The co-pilot of the missing Malaysia Airlines flight MH370 invited South African tourists into the cockpit of previous flights where he smoked cigarettes and took photographs with the pair.
In a stunning lapse of security, Fariq Abdul Hamid and his fellow pilot invited passengers Jonti Roos and Jaan Maree into the cockpit for the flight from Phuket to Kuala Lumpur, breaking Malaysia Airlines rules.
Roos, a tourist travelling Australia, told American television show A Current Affair how Hamid posed for pictures with her and her friend and smoked cigarettes throughout their encounter.
"Throughout the entire flight they were talking to us and they were actually smoking throughout the flight which I don't think they're allowed to do," Roos said.
"At one stage they were pretty much turned around the whole time in their seats talking to us.
"They were so engaged in conversation that he took my friends hand and he was looking at her palm and said "your hand is very creased. That means you're a creative person" and commented on her nail polish."
Flight MH370 was cruising at 35,000ft when it lost contact with aviation authorities, but no distress signal was released by the pilots.
The flight was carrying 227 passengers including two children and 12 crew members, 152 Chinese nationals, 38 Malaysians, 12 people from Indonesia and six from Australia.

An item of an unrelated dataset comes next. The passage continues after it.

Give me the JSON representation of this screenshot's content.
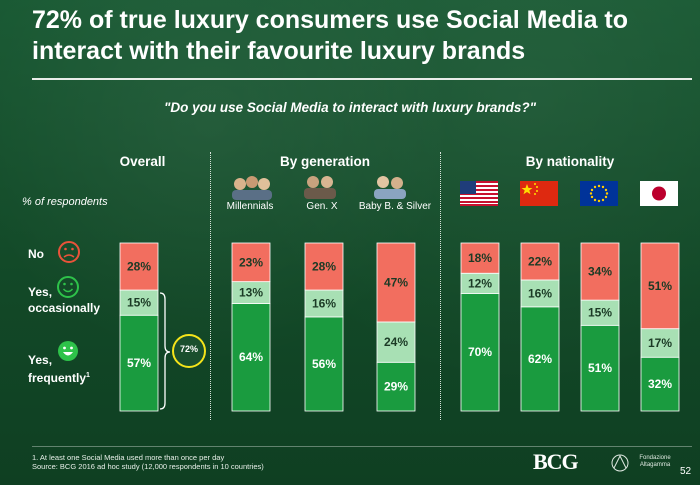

Two of the passengers were discovered to have boarded the flight using stolen passports.
Roos could not believe that Hamid was at the helm of the lost Malaysia Airlines flight.
"I thought it was crazy. I was just completely chocked. I couldn't believe it," she said.
"When I saw all his friends and family posting on his wall my heart really broke for them and my heart broke for the family of the passengers. It's just a really sad story."
Hamid began talking to the South African pair in the boarding queue before departure at Phuket airport in December 2011.
An aircraft steward greeted the women and asked if they wished to join the pilots in the cockpit, to which they accepted. Roos maintains that she didn't feel endangered at any point.
"I did feel safe. I don't think there was one instance where I felt threatened or I felt that they didn't know what they were doing," she continued.
"The whole time I felt they were very friendly. I felt they were very competent in what they were doing.
"We wished they would stop smoking because it is such a confined space. But you can't exactly tell a pilot to stop smoking."
The mystery surrounding the missing Malaysia Airlines flight MH370 has deepened with the Chinese media reporting that several of the passengers' mobile phones were connecting when called by relatives, but the calls were not picked up.
Two men from different locations in the Malaysian state of Kelantan have claimed to have spotted the aircraft plunging into the sea at approximately the same location and time.